To be murdered is a bad enough fate, but the victim probably never imagined he'd be the proximate cause of so much controversy among the living . . .

Characters:
~ Unnamed narrator:
  "I will write this story out as it was told to me with the hope that you will believe it, as 
did I . . ."
~ Dick McCarey:
  ". . . when I looked down on this dead laundryman I saw a cross in his left hand."
~ Monsoor Gavin:
  ". . . a toad among toads, a snake and a varlet whom it will give me great pleasure 
to betray. Foully."
~ Meyer:
  ". . . died on a hot night a month ago, shot through the head twice. And his right hand 
chopped off at the wrist, for good measure."
~ Mrs. Maum:
  "This foul dinosaur . . . Cupid bombarding this hippogriff with a battering ram . . . mark 
you, there was a woman scorned and roundly."
~ Lieutenant Neidlinger:
  "There was some wretched mystery about the business that filled this pretzel-headed 
police official full of confusion and alarm. . . . All these nuances were rattling around 
inside that vast, empty policeman's skull on this hot night."

Resources:
- Ben Hecht (Wikipedia; HERE) wasn't the only writer to use this case as the basis for a story; another author, William March, produced one for EQMM, which we featured (HERE) several days ago.
- You'll find this short account of Fink's murder under "Locked-room mystery—Real-life examples" on Wikipedia (HERE):

  "According to a report in The New York Times, March 10 and 11, 1929, Isidore Fink, of 4 East 132nd Street, New York City, was in his Fifth Avenue laundry on the night of March 9, 1929, with the windows closed and door of the room bolted. A neighbor heard screams and the sound of blows (but no shots), and called the police, who were unable to get in. A young boy was lifted through the transom and was able to unbolt the door. On the floor lay Fink with two bullet wounds in his chest and one in his left wrist. He was dead. There was money in his pockets, and the cash register had not been touched. No weapon was found. There was a theory that the murderer had crawled through the transom, but to do so he or she would had to have been no bigger than a small child and would have had to leave the same way, as the door was bolted. Another theory had the murderer firing through the transom, but Fink's wrist was powder-burned, indicating that he had not been fired at from a distance. More than two years later, Police Commissioner Mulrooney, in a radio talk, called this murder in a closed room an 'insoluble mystery'."

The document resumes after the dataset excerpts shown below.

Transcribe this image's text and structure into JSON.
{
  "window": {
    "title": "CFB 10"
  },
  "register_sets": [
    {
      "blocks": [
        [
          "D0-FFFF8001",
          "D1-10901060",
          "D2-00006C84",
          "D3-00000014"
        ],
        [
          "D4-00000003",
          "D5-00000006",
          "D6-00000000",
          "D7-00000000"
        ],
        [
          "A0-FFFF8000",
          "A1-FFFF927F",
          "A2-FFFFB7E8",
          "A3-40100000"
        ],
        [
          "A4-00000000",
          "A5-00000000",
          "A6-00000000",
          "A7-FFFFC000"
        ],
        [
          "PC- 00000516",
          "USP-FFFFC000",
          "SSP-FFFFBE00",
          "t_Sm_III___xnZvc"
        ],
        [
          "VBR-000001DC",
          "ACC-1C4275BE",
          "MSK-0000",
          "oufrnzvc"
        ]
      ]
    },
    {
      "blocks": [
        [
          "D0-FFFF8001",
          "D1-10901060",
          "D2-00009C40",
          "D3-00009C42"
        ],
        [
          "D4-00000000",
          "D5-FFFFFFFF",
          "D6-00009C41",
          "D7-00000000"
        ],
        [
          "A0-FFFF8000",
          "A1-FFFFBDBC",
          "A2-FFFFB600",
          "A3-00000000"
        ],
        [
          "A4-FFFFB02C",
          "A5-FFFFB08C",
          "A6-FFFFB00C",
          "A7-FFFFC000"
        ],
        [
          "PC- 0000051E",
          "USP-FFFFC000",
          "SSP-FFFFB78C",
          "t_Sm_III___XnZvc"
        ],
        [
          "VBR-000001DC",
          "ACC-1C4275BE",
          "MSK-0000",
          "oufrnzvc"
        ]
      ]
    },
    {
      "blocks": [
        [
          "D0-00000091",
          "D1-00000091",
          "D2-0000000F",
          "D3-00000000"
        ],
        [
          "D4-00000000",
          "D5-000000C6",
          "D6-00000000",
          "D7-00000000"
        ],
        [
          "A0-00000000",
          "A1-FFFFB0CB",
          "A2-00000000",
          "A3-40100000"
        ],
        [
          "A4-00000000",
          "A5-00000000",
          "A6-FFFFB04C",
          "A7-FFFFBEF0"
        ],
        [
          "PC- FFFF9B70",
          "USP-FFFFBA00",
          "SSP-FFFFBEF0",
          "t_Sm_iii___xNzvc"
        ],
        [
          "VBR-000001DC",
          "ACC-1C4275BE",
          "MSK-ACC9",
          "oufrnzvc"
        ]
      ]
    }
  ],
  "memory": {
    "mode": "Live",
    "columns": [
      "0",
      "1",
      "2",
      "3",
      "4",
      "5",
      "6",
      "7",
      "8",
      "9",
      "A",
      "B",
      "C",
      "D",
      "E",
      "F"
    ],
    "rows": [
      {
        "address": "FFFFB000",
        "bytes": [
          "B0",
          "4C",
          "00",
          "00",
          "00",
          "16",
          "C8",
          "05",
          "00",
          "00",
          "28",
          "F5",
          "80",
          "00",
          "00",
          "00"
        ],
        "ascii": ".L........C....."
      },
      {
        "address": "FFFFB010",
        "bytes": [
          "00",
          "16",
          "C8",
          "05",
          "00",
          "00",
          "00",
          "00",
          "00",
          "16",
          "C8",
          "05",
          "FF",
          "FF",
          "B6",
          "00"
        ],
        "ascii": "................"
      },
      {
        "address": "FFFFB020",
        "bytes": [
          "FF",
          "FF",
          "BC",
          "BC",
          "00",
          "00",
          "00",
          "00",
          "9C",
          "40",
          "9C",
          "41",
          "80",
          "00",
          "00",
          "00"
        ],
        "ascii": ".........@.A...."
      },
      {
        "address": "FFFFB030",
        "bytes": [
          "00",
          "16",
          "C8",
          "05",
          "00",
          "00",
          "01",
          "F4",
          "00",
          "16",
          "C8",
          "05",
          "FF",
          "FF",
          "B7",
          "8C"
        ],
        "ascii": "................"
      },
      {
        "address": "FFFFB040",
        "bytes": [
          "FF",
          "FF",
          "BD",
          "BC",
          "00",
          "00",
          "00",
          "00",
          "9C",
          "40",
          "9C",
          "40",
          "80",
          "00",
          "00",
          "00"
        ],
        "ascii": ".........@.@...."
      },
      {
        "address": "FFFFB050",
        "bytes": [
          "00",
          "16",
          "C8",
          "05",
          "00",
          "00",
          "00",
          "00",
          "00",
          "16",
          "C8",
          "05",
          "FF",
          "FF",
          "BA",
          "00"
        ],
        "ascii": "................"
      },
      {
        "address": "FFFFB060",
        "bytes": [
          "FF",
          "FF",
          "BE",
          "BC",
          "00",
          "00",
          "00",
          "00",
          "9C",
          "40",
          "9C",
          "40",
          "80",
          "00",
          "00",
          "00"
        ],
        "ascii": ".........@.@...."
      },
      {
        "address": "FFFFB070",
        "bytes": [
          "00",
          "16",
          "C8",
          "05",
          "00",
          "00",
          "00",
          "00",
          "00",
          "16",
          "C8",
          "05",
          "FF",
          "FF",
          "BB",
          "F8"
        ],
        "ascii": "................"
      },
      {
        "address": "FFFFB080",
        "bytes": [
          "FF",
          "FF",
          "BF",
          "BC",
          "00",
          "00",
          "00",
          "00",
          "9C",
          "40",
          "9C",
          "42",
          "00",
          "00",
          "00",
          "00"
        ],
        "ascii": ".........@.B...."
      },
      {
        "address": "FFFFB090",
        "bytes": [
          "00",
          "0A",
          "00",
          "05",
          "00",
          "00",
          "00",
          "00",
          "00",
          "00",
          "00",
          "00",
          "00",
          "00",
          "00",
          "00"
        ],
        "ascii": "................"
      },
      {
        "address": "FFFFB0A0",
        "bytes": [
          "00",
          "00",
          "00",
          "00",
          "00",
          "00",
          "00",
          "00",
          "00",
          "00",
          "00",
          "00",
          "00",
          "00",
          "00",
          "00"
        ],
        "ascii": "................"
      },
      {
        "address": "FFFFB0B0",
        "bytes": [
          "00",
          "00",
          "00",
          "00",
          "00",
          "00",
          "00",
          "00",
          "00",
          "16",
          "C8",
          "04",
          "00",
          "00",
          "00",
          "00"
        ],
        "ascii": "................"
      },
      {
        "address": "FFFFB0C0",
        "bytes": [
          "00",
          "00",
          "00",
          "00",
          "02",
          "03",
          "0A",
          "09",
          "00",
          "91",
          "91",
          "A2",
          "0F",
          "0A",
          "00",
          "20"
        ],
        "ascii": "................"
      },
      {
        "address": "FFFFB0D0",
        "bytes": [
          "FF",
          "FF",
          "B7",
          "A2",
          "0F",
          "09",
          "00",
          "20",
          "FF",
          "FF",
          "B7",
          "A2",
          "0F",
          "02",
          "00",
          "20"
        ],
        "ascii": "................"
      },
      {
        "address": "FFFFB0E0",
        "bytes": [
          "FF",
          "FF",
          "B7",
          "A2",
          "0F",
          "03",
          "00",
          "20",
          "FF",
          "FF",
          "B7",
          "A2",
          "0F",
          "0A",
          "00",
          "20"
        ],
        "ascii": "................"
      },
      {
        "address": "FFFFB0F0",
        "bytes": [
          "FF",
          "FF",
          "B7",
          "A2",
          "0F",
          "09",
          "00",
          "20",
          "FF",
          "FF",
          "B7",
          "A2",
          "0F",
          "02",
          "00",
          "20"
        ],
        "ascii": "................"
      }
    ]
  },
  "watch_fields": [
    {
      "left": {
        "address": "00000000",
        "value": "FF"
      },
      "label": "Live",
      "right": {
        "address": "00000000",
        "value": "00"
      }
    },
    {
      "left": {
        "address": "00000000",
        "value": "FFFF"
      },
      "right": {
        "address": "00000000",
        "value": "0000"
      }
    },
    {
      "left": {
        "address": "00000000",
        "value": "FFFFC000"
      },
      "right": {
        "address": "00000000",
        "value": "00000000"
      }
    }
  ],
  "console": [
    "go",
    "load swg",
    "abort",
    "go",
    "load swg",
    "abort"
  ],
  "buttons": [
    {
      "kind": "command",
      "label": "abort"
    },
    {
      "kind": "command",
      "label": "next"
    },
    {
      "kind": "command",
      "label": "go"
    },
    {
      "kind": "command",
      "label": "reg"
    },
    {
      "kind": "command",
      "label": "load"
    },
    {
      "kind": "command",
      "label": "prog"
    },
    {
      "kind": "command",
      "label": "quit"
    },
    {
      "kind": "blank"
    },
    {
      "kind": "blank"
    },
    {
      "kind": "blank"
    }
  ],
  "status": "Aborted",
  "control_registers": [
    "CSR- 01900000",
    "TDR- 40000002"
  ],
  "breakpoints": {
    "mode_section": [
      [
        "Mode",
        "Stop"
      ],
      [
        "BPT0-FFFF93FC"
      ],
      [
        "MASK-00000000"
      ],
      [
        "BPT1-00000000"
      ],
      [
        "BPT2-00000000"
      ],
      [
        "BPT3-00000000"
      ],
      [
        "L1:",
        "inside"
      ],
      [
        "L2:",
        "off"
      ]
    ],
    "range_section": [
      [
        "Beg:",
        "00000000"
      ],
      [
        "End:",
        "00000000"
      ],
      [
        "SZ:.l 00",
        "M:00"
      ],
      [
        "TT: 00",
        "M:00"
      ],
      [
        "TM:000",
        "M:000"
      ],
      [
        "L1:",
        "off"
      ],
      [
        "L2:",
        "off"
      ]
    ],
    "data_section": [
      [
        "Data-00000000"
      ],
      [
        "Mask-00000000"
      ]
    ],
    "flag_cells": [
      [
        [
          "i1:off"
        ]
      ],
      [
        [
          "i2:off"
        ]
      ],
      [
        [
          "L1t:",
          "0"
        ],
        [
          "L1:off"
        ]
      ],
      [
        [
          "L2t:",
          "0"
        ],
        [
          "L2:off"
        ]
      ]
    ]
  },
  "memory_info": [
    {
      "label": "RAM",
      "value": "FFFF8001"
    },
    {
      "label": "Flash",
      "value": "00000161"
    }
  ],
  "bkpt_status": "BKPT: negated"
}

- Other online coverage of the Isadore Fink locked room murder:
  Historic Mysteries (HERE) - The Lineup (HERE) - Morbidology (HERE) - Strange Company (HERE) - P. J. Bergman's The Locked Room (HERE; Note: Story SPOILERS for "The Mystery of the Fabulous Laundryman" and "The Bird House").

- CRYPTIC ALLUSIONS: When someone sarcastically says, "Hello, how's Parnell?" the individual being alluded to would be the Irish nationalist politico Charles Stewart Parnell (HERE; Wikipedia), who by the time of our story has been in the grave going on forty years; as for the reference to "your thirty pieces of silver," it too is made with great sarcasm (HERE); a victim is said to be "Dead and under a slab in Potter's Field," meaning (THIS); and "Nikolai the Second" refers to no less a personage than "the Czar of all the Russias" (HERE).
- Several years ago we focused on a trio of crime-related stories (not whodunits) by Ben Hecht, "Miracle of the Fifteen Murderers," "Café Sinister," and "Swindler's Luck" (collected HERE). (Note: The link to "Swindler's Luck" has changed to THIS; PDF.)